Fortunately for visitors not familiar with the shock of surrealism, a small room of two Dalis, a Miro and a Cornell introduces the exhibit’s surrealist art display. Mr. Dali’s “Solitude,” in which a lonely boy sits by the sea, still fascinates after 72 years. The museum placed Mr. Dali’s “Paranoiac-Astral Image,” painted in 1934, next to it. This work is even more off-the-wall in its title and subject matter than “Solitude.”

The artist placed four figures on a deserted beach in “Paranoiac-Astral Image.” Possibly from his childhood, the figures — Mr. Dali in a boyish sailor suit, his father, his mother and his wife — recall both joys and tears from his growing up. The work leads to the main gallery’s much larger “Apparition of Face and Fruit Dish on a Beach,” painted four years later. Mr. Dali has made radical changes. Images such as a beach, a face, a footed dish filled with pears and a dog’s profile are less recognizable and merge into one another.
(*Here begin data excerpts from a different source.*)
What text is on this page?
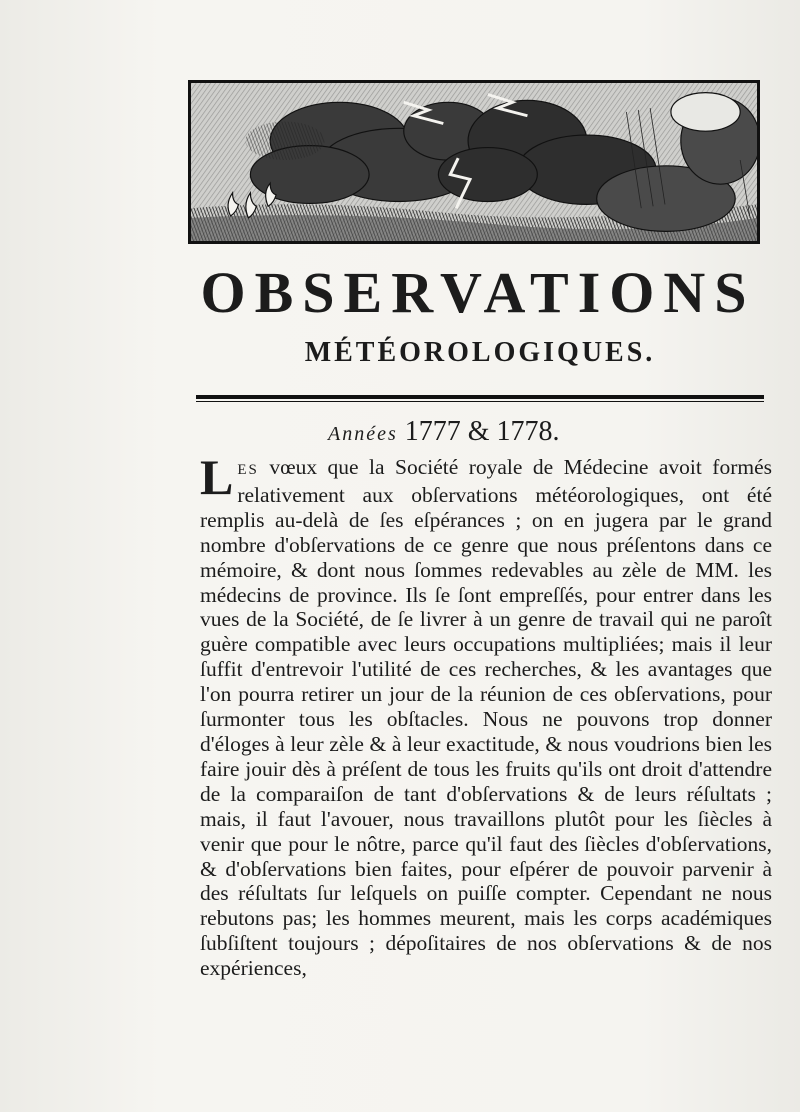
OBSERVATIONS
MÉTÉOROLOGIQUES.
Années 1777 & 1778.

LES vœux que la Société royale de Médecine avoit formés relativement aux obſervations météorologiques, ont été remplis au-delà de ſes eſpérances ; on en jugera par le grand nombre d'obſervations de ce genre que nous préſentons dans ce mémoire, & dont nous ſommes redevables au zèle de MM. les médecins de province. Ils ſe ſont empreſſés, pour entrer dans les vues de la Société, de ſe livrer à un genre de travail qui ne paroît guère compatible avec leurs occupations multipliées; mais il leur ſuffit d'entrevoir l'utilité de ces recherches, & les avantages que l'on pourra retirer un jour de la réunion de ces obſervations, pour ſurmonter tous les obſtacles. Nous ne pouvons trop donner d'éloges à leur zèle & à leur exactitude, & nous voudrions bien les faire jouir dès à préſent de tous les fruits qu'ils ont droit d'attendre de la comparaiſon de tant d'obſervations & de leurs réſultats ; mais, il faut l'avouer, nous travaillons plutôt pour les ſiècles à venir que pour le nôtre, parce qu'il faut des ſiècles d'obſervations, & d'obſervations bien faites, pour eſpérer de pouvoir parvenir à des réſultats ſur leſquels on puiſſe compter. Cependant ne nous rebutons pas; les hommes meurent, mais les corps académiques ſubſiſtent toujours ; dépoſitaires de nos obſervations & de nos expériences,
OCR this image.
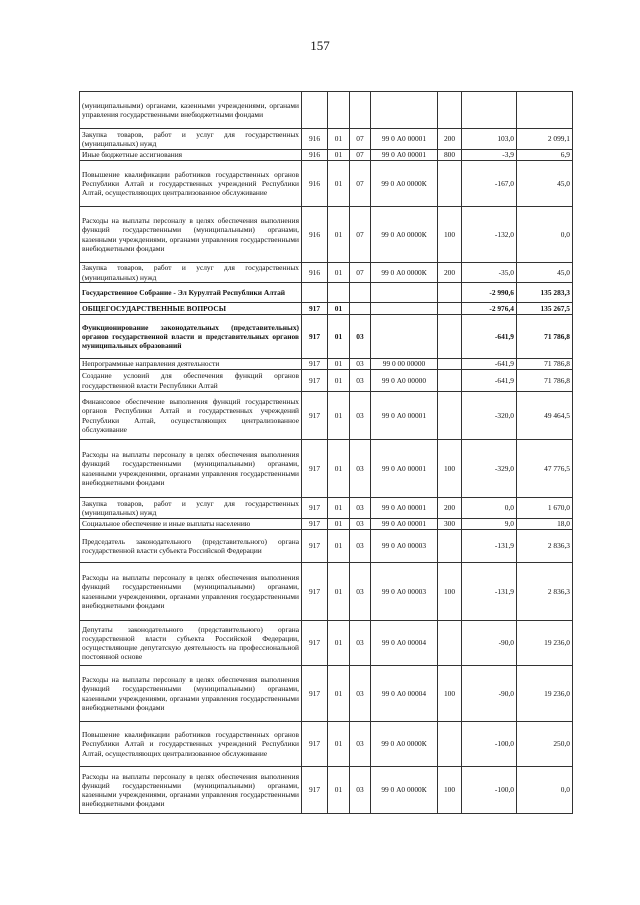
157
(муниципальными) органами, казенными учреждениями, органами управления государственными внебюджетными фондами							
Закупка товаров, работ и услуг для государственных (муниципальных) нужд	916	01	07	99 0 А0 00001	200	103,0	2 099,1
Иные бюджетные ассигнования	916	01	07	99 0 А0 00001	800	-3,9	6,9
Повышение квалификации работников государственных органов Республики Алтай и государственных учреждений Республики Алтай, осуществляющих централизованное обслуживание	916	01	07	99 0 А0 0000К		-167,0	45,0
Расходы на выплаты персоналу в целях обеспечения выполнения функций государственными (муниципальными) органами, казенными учреждениями, органами управления государственными внебюджетными фондами	916	01	07	99 0 А0 0000К	100	-132,0	0,0
Закупка товаров, работ и услуг для государственных (муниципальных) нужд	916	01	07	99 0 А0 0000К	200	-35,0	45,0
Государственное Собрание - Эл Курултай Республики Алтай						-2 990,6	135 283,3
ОБЩЕГОСУДАРСТВЕННЫЕ ВОПРОСЫ	917	01				-2 976,4	135 267,5
Функционирование законодательных (представительных) органов государственной власти и представительных органов муниципальных образований	917	01	03			-641,9	71 786,8
Непрограммные направления деятельности	917	01	03	99 0 00 00000		-641,9	71 786,8
Создание условий для обеспечения функций органов государственной власти Республики Алтай	917	01	03	99 0 А0 00000		-641,9	71 786,8
Финансовое обеспечение выполнения функций государственных органов Республики Алтай и государственных учреждений Республики Алтай, осуществляющих централизованное обслуживание	917	01	03	99 0 А0 00001		-320,0	49 464,5
Расходы на выплаты персоналу в целях обеспечения выполнения функций государственными (муниципальными) органами, казенными учреждениями, органами управления государственными внебюджетными фондами	917	01	03	99 0 А0 00001	100	-329,0	47 776,5
Закупка товаров, работ и услуг для государственных (муниципальных) нужд	917	01	03	99 0 А0 00001	200	0,0	1 670,0
Социальное обеспечение и иные выплаты населению	917	01	03	99 0 А0 00001	300	9,0	18,0
Председатель законодательного (представительного) органа государственной власти субъекта Российской Федерации	917	01	03	99 0 А0 00003		-131,9	2 836,3
Расходы на выплаты персоналу в целях обеспечения выполнения функций государственными (муниципальными) органами, казенными учреждениями, органами управления государственными внебюджетными фондами	917	01	03	99 0 А0 00003	100	-131,9	2 836,3
Депутаты законодательного (представительного) органа государственной власти субъекта Российской Федерации, осуществляющие депутатскую деятельность на профессиональной постоянной основе	917	01	03	99 0 А0 00004		-90,0	19 236,0
Расходы на выплаты персоналу в целях обеспечения выполнения функций государственными (муниципальными) органами, казенными учреждениями, органами управления государственными внебюджетными фондами	917	01	03	99 0 А0 00004	100	-90,0	19 236,0
Повышение квалификации работников государственных органов Республики Алтай и государственных учреждений Республики Алтай, осуществляющих централизованное обслуживание	917	01	03	99 0 А0 0000К		-100,0	250,0
Расходы на выплаты персоналу в целях обеспечения выполнения функций государственными (муниципальными) органами, казенными учреждениями, органами управления государственными внебюджетными фондами	917	01	03	99 0 А0 0000К	100	-100,0	0,0
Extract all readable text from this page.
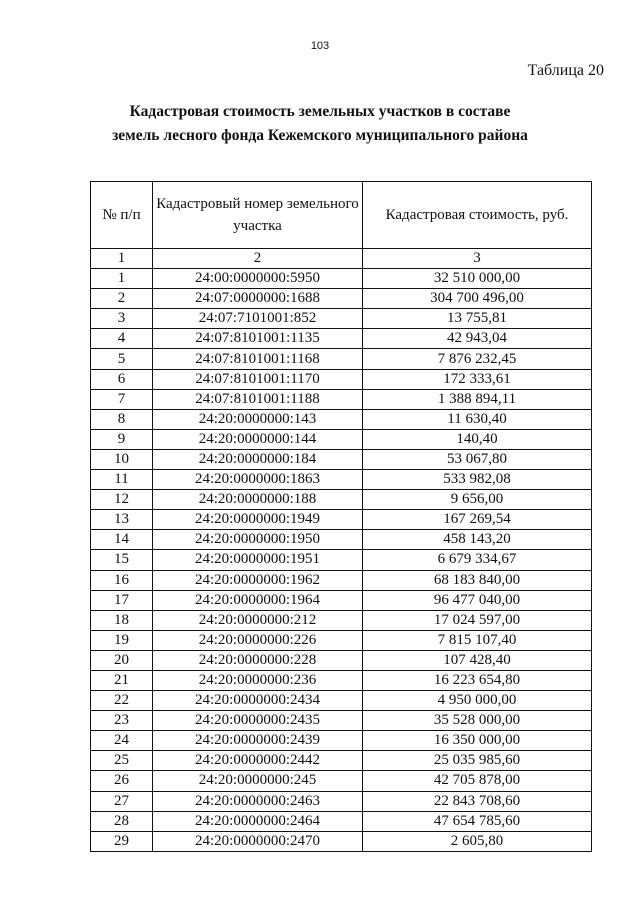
103
Таблица 20
Кадастровая стоимость земельных участков в составе
земель лесного фонда Кежемского муниципального района
№ п/п	Кадастровый номер земельного участка	Кадастровая стоимость, руб.
1	2	3
1	24:00:0000000:5950	32 510 000,00
2	24:07:0000000:1688	304 700 496,00
3	24:07:7101001:852	13 755,81
4	24:07:8101001:1135	42 943,04
5	24:07:8101001:1168	7 876 232,45
6	24:07:8101001:1170	172 333,61
7	24:07:8101001:1188	1 388 894,11
8	24:20:0000000:143	11 630,40
9	24:20:0000000:144	140,40
10	24:20:0000000:184	53 067,80
11	24:20:0000000:1863	533 982,08
12	24:20:0000000:188	9 656,00
13	24:20:0000000:1949	167 269,54
14	24:20:0000000:1950	458 143,20
15	24:20:0000000:1951	6 679 334,67
16	24:20:0000000:1962	68 183 840,00
17	24:20:0000000:1964	96 477 040,00
18	24:20:0000000:212	17 024 597,00
19	24:20:0000000:226	7 815 107,40
20	24:20:0000000:228	107 428,40
21	24:20:0000000:236	16 223 654,80
22	24:20:0000000:2434	4 950 000,00
23	24:20:0000000:2435	35 528 000,00
24	24:20:0000000:2439	16 350 000,00
25	24:20:0000000:2442	25 035 985,60
26	24:20:0000000:245	42 705 878,00
27	24:20:0000000:2463	22 843 708,60
28	24:20:0000000:2464	47 654 785,60
29	24:20:0000000:2470	2 605,80
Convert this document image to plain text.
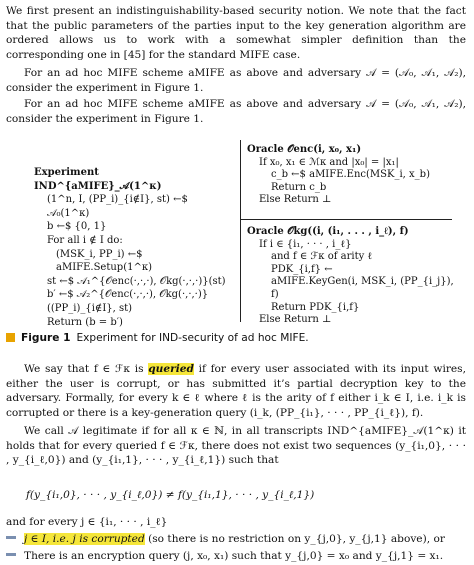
We first present an indistinguishability-based security notion. We note that the fact that the public parameters of the parties input to the key generation algorithm are ordered allows us to work with a somewhat simpler definition than the corresponding one in [45] for the standard MIFE case.
For an ad hoc MIFE scheme aMIFE as above and adversary 𝒜 = (𝒜₀, 𝒜₁, 𝒜₂), consider the experiment in Figure 1.
For an ad hoc MIFE scheme aMIFE as above and adversary 𝒜 = (𝒜₀, 𝒜₁, 𝒜₂), consider the experiment in Figure 1.
Experiment IND^{aMIFE}_𝒜(1^κ)
(1^n, I, (PP_i)_{i∉I}, st) ←$ 𝒜₀(1^κ)
b ←$ {0, 1}
For all i ∉ I do:
(MSK_i, PP_i) ←$ aMIFE.Setup(1^κ)
st ←$ 𝒜₁^{𝒪enc(·,·,·), 𝒪kg(·,·,·)}(st)
b′ ←$ 𝒜₂^{𝒪enc(·,·,·), 𝒪kg(·,·,·)}((PP_i)_{i∉I}, st)
Return (b = b′)
Oracle 𝒪enc(i, x₀, x₁)
If x₀, x₁ ∈ ℳκ and |x₀| = |x₁|
c_b ←$ aMIFE.Enc(MSK_i, x_b)
Return c_b
Else Return ⊥
Oracle 𝒪kg((i, (i₁, . . . , i_ℓ), f)
If i ∈ {i₁, · · · , i_ℓ}
and f ∈ ℱκ of arity ℓ
PDK_{i,f} ←
aMIFE.KeyGen(i, MSK_i, (PP_{i_j}), f)
Return PDK_{i,f}
Else Return ⊥
Figure 1 Experiment for IND-security of ad hoc MIFE.
We say that f ∈ ℱκ is queried if for every user associated with its input wires, either the user is corrupt, or has submitted it’s partial decryption key to the adversary. Formally, for every k ∈ ℓ where ℓ is the arity of f either i_k ∈ I, i.e. i_k is corrupted or there is a key-generation query (i_k, (PP_{i₁}, · · · , PP_{i_ℓ}), f).
We call 𝒜 legitimate if for all κ ∈ ℕ, in all transcripts IND^{aMIFE}_𝒜(1^κ) it holds that for every queried f ∈ ℱκ, there does not exist two sequences (y_{i₁,0}, · · · , y_{i_ℓ,0}) and (y_{i₁,1}, · · · , y_{i_ℓ,1}) such that
f(y_{i₁,0}, · · · , y_{i_ℓ,0}) ≠ f(y_{i₁,1}, · · · , y_{i_ℓ,1})
and for every j ∈ {i₁, · · · , i_ℓ}
j ∈ I, i.e. j is corrupted (so there is no restriction on y_{j,0}, y_{j,1} above), or
There is an encryption query (j, x₀, x₁) such that y_{j,0} = x₀ and y_{j,1} = x₁.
Two extraordinary landscapes, both purchased by the Atheneum director, complete this part of the exhibition. Mr. Ernst painted the heartbreak of World War II exiles in “Europe After the Rain” through the “decalcomania” technique of impressing wet paint into the support with pieces of glass. It was perfect for imaging Europe as a disintegrating, fantasy landscape. Mr. Matta, by contrast, applied thin yellow glazes for a happy, light-filled image of puzzling biomorphic shapes.

Unfortunately, says Phillips exhibit curator Susan Frank, the conservative Atheneum board of directors forced Mr. Austin out of the directorship in 1944. No matter. His contribution was crucial in the 17 years he was there.

WHAT: “Surrealism and Modernism From the Collection of the Wadsworth Atheneum Museum of Art”

WHERE: Phillips Collection, 1600 21st St. NW

WHEN: 10 a.m. to 5 p.m. Tuesdays through Saturdays, until 8:30 p.m. Thursdays, noon to 7 p.m. Sundays. Closed Mondays, through Jan. 18.

TICKETS: $10 for adults, $8 for students and seniors (62 and older), free for Phillips Collection members and children younger than 18.